The lower lip or edge of the opening forms the catch 54.
[0030] FIG. 4 illustrates how the resilient retention post 40
affects the operation of the switch assembly 10. Going in the
return direction of travel from the lowest position of the switch
actuator 18--maximum compression of the resilient dome switch
28--the vertical distance from the catch 54 to the lower edge or
bottom of the mechanical stop 52 defines the full extent of return
travel permitted for the switch actuator. However, rather than
allowing the spring force of the resilient dome switch 28 to drive
the switch actuator 18 the full extent of travel in the return
direction, the resilient retention post 40 imposes a limited travel
in the return direction, thereby preventing the spring force of the
resilient dome switch 28 from driving the switch actuator into the
mechanical stop, upon the user releasing the switch button 22.

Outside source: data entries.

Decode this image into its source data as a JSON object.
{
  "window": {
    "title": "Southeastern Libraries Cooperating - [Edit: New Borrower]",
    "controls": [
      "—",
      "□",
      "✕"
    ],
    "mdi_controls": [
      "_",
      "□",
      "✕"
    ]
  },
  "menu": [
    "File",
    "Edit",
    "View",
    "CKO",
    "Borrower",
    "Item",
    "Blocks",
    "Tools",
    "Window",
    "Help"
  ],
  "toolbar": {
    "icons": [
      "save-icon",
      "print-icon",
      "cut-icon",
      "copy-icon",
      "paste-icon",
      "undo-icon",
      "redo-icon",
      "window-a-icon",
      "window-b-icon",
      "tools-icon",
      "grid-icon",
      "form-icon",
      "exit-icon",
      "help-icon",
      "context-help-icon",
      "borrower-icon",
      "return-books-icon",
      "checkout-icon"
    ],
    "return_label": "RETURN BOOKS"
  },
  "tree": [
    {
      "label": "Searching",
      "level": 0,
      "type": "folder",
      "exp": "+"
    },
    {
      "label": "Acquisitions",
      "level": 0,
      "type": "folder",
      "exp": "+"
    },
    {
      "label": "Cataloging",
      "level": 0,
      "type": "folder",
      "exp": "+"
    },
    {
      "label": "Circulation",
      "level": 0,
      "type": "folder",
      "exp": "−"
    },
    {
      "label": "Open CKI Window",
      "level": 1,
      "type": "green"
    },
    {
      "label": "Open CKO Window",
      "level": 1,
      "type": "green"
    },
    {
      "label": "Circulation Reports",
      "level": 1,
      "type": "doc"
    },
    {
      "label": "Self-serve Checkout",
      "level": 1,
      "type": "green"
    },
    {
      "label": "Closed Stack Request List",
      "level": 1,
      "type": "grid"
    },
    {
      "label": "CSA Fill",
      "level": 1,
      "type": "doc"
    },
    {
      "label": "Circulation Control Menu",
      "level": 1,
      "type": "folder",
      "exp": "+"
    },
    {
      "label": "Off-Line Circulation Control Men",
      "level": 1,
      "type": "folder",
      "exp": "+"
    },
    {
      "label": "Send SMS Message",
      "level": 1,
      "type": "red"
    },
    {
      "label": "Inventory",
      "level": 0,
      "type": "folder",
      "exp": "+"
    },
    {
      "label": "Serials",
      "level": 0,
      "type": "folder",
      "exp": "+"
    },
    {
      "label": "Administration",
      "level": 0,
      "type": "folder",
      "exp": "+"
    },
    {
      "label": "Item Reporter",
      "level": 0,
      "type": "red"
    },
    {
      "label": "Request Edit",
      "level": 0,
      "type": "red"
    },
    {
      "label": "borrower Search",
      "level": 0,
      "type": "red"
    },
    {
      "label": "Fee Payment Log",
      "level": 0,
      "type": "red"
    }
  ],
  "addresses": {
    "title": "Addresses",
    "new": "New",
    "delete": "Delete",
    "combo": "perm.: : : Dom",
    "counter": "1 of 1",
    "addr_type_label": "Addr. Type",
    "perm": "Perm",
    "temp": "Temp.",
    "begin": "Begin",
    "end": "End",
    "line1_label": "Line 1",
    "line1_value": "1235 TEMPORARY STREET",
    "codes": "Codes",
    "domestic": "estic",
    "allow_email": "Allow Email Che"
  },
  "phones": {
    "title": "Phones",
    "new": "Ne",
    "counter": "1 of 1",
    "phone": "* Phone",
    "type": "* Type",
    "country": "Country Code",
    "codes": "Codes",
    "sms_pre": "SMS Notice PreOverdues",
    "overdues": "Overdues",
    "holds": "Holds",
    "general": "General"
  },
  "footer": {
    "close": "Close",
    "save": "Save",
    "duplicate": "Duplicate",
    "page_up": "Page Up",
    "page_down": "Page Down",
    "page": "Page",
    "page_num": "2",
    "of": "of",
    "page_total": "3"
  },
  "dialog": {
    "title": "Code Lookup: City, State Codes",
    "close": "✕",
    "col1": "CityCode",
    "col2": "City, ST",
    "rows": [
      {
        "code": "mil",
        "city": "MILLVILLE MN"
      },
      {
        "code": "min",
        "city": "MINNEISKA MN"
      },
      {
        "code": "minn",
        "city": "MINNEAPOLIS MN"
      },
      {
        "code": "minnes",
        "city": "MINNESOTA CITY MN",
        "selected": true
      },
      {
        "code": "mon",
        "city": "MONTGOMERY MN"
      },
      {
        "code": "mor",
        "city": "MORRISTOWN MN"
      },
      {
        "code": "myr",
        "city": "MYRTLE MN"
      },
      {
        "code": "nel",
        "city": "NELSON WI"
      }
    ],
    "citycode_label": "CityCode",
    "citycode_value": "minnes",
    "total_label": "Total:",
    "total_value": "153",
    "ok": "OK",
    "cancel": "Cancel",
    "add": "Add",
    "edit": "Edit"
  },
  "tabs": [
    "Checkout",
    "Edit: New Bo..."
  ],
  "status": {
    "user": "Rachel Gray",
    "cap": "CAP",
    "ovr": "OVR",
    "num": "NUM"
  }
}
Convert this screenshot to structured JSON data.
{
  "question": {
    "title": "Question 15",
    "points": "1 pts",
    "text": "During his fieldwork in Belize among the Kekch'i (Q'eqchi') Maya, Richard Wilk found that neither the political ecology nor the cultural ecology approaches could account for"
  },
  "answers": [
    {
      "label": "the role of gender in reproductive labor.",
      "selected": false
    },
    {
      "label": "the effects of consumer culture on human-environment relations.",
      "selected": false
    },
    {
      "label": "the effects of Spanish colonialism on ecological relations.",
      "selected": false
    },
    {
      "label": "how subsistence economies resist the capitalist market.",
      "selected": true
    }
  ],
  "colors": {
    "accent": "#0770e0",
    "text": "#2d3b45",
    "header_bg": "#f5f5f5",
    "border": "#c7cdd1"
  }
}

[0031] In the same or another embodiment of the switch assembly 10,
the switch assembly 10 comprises a switch housing 12 defining an
interior volume 20, and a switch actuator 18 slidably retained
within the switch housing. Travel in a first direction by the
switch actuator 18 compresses a resilient dome switch 28, for
switch actuation, and a hard mechanical stop 52 limits a full
extent of return travel by the switch actuator 18 within the switch
housing 12.
[0032] The switch actuator 18 is captured by a resilient retention
post 40 formed in a resilient switch pad 24 that includes the
resilient dome switch 28, where the resilient retention post 40 has
a length terminating in a flanged tip 44 that captures the switch
actuator 18 and thereby defines a restricted extent of return
travel by the switch actuator 18. The restricted extent of return
travel being less than the full extent of return travel, to prevent
the resilient dome switch 28 from springedly urging the switch
actuator 18 into contact with the hard mechanical stop 52.
[0033] Notably, modifications and other embodiments of the
disclosed invention(s) will come to mind to one skilled in the art
having the benefit of the teachings presented in the foregoing
descriptions and the associated drawings. Therefore, it is to be
understood that the invention(s) is/are not to be limited to the
specific embodiments disclosed and that modifications and other
embodiments are intended to be included within the scope of this
disclosure. Although specific terms may be employed herein, they
are used in a generic and descriptive sense only and not for
purposes of limitation.
* * * * *